Seyda-i Konyevi (ks), Seyyid Muhammed Raşid (ks)'nin vefatından sonra bir yıla yakın teberrüken Menzil'de kaldı. Daha sonra Seyyid Muhammed Raşid (ks)'nin işareti üzerine Konya’ya hicret etti. Halen Konya’da insanlara Allah-u Zülcelal'in emir ve nehylerini anlatmak suretiyle onların dünyada ve ahirette saadete kavuşmalarına vesile olmaktadır.
Seyda-i Konyevi (ks), sevenlerine daima Hz. Peygamber (sav)'in ve ashab-ı kiramın yolundan gitmelerini tavsiye etmektedir. Sevenlerine, Allah-u Zülcelal'in rahmetinden, nefsin ve dünyanın kötülüğünden çok bahsettmekteler.

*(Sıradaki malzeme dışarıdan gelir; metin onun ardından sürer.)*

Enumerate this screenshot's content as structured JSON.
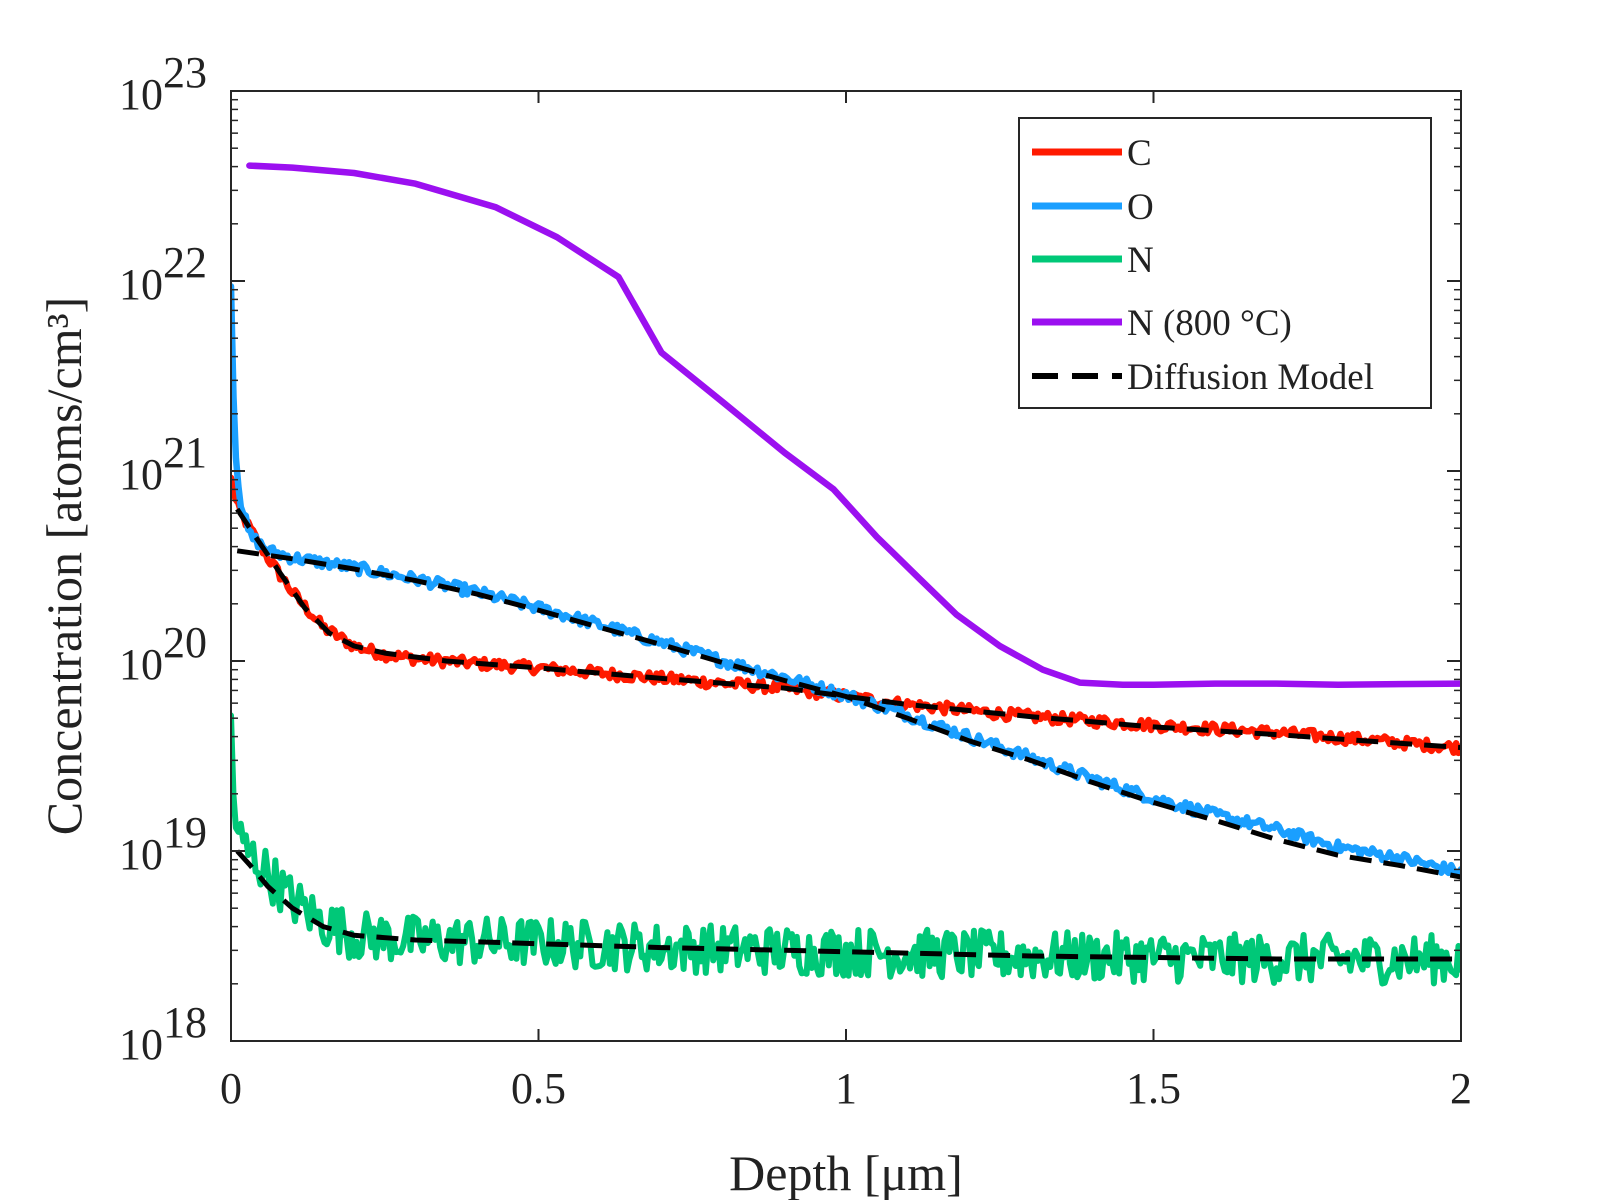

Ziyaretine gelenlere Hz. Peygamber (ks), ashab-ı kiramdan ve ilmiyle amel eden alimlerin ahlakından bahseder ve onlar gibi ahlaklanmalarını tavsiye etmekteler.
Allah (cc) kendilerine sağlıklı ve hayırlı uzun ömürler nasip etsin. Sevenlerinin başından ayırmasın. Hizmetlerini üzerimizde daim kılsın. (Amin)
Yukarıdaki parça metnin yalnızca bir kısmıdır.